About every day we know exam for which one of m subjects can be passed on that day. Perhaps, some day you can't pass any exam. It is not allowed to pass more than one exam on any day.

On each day Vasiliy can either pass the exam of that day (it takes the whole day) or prepare all day for some exam or have a rest.

About each subject Vasiliy know a number ai — the number of days he should prepare to pass the exam number
i. Vasiliy can switch subjects while preparing for exams, it is not necessary to prepare continuously during
ai days for the exam number
i. He can mix the order of preparation for exams in any way.

Your task is to determine the minimum number of days in which Vasiliy can pass all exams, or determine that it is impossible. Each exam should be passed exactly one time.

Input
The first line contains two integers n and
m (1 ≤ n, m ≤ 105) — the number of days in the exam period and the number of subjects.
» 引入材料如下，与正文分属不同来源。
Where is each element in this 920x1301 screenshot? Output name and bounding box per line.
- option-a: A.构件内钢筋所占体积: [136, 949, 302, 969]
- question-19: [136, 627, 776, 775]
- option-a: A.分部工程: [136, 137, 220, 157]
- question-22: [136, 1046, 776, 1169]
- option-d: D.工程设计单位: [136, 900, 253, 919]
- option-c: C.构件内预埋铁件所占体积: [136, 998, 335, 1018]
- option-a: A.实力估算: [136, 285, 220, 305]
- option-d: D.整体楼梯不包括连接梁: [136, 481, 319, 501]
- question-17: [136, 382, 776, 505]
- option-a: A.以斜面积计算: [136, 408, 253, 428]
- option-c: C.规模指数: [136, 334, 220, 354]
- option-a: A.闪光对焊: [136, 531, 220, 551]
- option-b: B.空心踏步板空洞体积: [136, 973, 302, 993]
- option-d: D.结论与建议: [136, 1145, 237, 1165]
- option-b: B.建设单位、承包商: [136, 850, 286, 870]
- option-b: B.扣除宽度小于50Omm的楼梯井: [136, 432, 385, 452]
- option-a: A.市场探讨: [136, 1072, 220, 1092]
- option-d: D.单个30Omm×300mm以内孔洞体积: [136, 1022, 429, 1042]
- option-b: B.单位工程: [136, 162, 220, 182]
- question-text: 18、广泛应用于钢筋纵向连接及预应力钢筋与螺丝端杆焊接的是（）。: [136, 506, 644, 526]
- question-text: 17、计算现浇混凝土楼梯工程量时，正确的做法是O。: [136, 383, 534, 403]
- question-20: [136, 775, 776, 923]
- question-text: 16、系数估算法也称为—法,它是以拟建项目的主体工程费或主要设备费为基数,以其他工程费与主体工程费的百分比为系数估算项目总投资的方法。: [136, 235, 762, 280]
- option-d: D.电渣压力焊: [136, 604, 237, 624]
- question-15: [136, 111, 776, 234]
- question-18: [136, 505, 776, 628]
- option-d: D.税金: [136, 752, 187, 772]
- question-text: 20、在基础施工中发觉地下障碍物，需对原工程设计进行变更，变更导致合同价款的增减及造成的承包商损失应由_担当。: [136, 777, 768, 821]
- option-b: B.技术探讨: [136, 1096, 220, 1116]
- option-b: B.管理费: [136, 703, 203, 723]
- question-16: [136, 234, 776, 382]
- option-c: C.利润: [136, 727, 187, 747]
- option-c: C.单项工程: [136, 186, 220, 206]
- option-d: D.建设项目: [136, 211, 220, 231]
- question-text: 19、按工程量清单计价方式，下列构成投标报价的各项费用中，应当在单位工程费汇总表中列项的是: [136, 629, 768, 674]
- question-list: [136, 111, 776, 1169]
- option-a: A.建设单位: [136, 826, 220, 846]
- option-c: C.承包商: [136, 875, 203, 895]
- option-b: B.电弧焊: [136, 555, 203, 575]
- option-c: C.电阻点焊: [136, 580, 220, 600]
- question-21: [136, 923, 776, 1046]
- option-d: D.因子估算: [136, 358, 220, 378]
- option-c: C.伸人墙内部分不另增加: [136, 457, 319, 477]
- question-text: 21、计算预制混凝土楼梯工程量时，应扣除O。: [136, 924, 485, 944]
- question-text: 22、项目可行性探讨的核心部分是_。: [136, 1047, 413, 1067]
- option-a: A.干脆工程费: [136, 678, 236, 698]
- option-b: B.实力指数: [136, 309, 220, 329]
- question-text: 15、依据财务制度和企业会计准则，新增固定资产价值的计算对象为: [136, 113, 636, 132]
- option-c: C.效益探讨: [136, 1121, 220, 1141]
The second line contains n integers
d1, d2, ..., dn (0 ≤ di ≤ m), where
di is the number of subject, the exam of which can be passed on the day number
i. If di equals 0, it is not allowed to pass any exams on the day number
i.

The third line contains m positive integers
a1, a2, ..., am (1 ≤ ai ≤ 105),
where ai is the number of days that are needed to prepare before passing the exam on the subject
i.

Output
Print one integer — the minimum number of days in which Vasiliy can pass all exams. If it is impossible, print
-1.

Examples

Input

7 2
0 1 0 2 1 0 2
2 1

Output

5

Input

10 3
0 0 1 2 3 0 2 0 1 2
1 1 4

Output

9

Input

5 1
1 1 1 1 1
5

Output

-1

Note
In the first example Vasiliy can behave as follows. On the first and the second day he can prepare for the exam number 1 and pass it on the fifth day, prepare for the exam number 2 on the third day and pass it on the fourth day.

In the second example Vasiliy should prepare for the exam number 3 during the first four days and pass it on the fifth day. Then on the sixth day he should prepare for the exam number 2 and then pass it on the seventh day. After that he needs to prepare
for the exam number 1 on the eighth day and pass it on the ninth day.

In the third example Vasiliy can't pass the only exam because he hasn't anough time to prepare for it. 

题目大意：

一共有N天（按照时间顺序给出），其中有M科目需要通过。

每个科目需要复习的天数是ai.

对应给出di为时间表，di==0的，可以选择复习任意一科，di！=0的，可以选择考di这一科，也可以选择复习任意一科。

问你能否通过所有考试，如果可以，输出最小天数。

思路：

1、对于天数来讲，时间越长，越有可能通过所有考试，那么这里就包含了一个单调性，我们可以二分天数，然后进行贪心处理。

2、对于当前枚举的天数mid.

我们要进行贪心判断：

①首先在从第一天到第mid天之内，必须要有di包含所有的科目，如果有一些科目没有出现过，那么这些科目是不能进行考试的，所以这种情况是不行的。

②贪心的去想，我们肯定考试越晚越好，所以我们取每一科最后出现的位子作为考这一科的时间。

③那么其他时间都是可以进行任意复习的时间，我们过程维护可以进行复习的天数还有多少天have.当遇到一个考试时间点，那么对应have-=需要复习这科的时间，如果have出现了负数的情况，那么对应增大时间，否则全程没遇到，就可以相应的减少时间了。

Ac代码：

#include<stdio.h>
#include<string.h>
#include<queue>
using namespace std;
int a[100050];
int ned[100050];
int last[100050];
int n,m;
int Slove(int mid)
{
int have=0;
memset(last,-1,sizeof(last));
for(int i=1;i<=mid;i++)
{
if(a[i]!=0)
{
last[a[i]]=i;
}
}
for(int i=1;i<=m;i++)if(last[i]==-1)return 0;
for(int i=1;i<=mid;i++)
{
if(a[i]==0)have++;
else
{
if(last[a[i]]==i)
{
if(have>=ned[a[i]])
{
have-=ned[a[i]];
}
else return 0;
}
else have++;
}
}
return 1;
}
int main()
{
while(~scanf("%d%d",&n,&m))
{
for(int i=1;i<=n;i++)scanf("%d",&a[i]);
for(int i=1;i<=m;i++)scanf("%d",&ned[i]);
int ans=-1;
int l=1;
int r=n;
while(r-l>=0)
{
int mid=(l+r)/2;
if(Slove(mid)==1)
{
ans=mid;
r=mid-1;
}
else l=mid+1;
}
printf("%d\n",ans);
}
}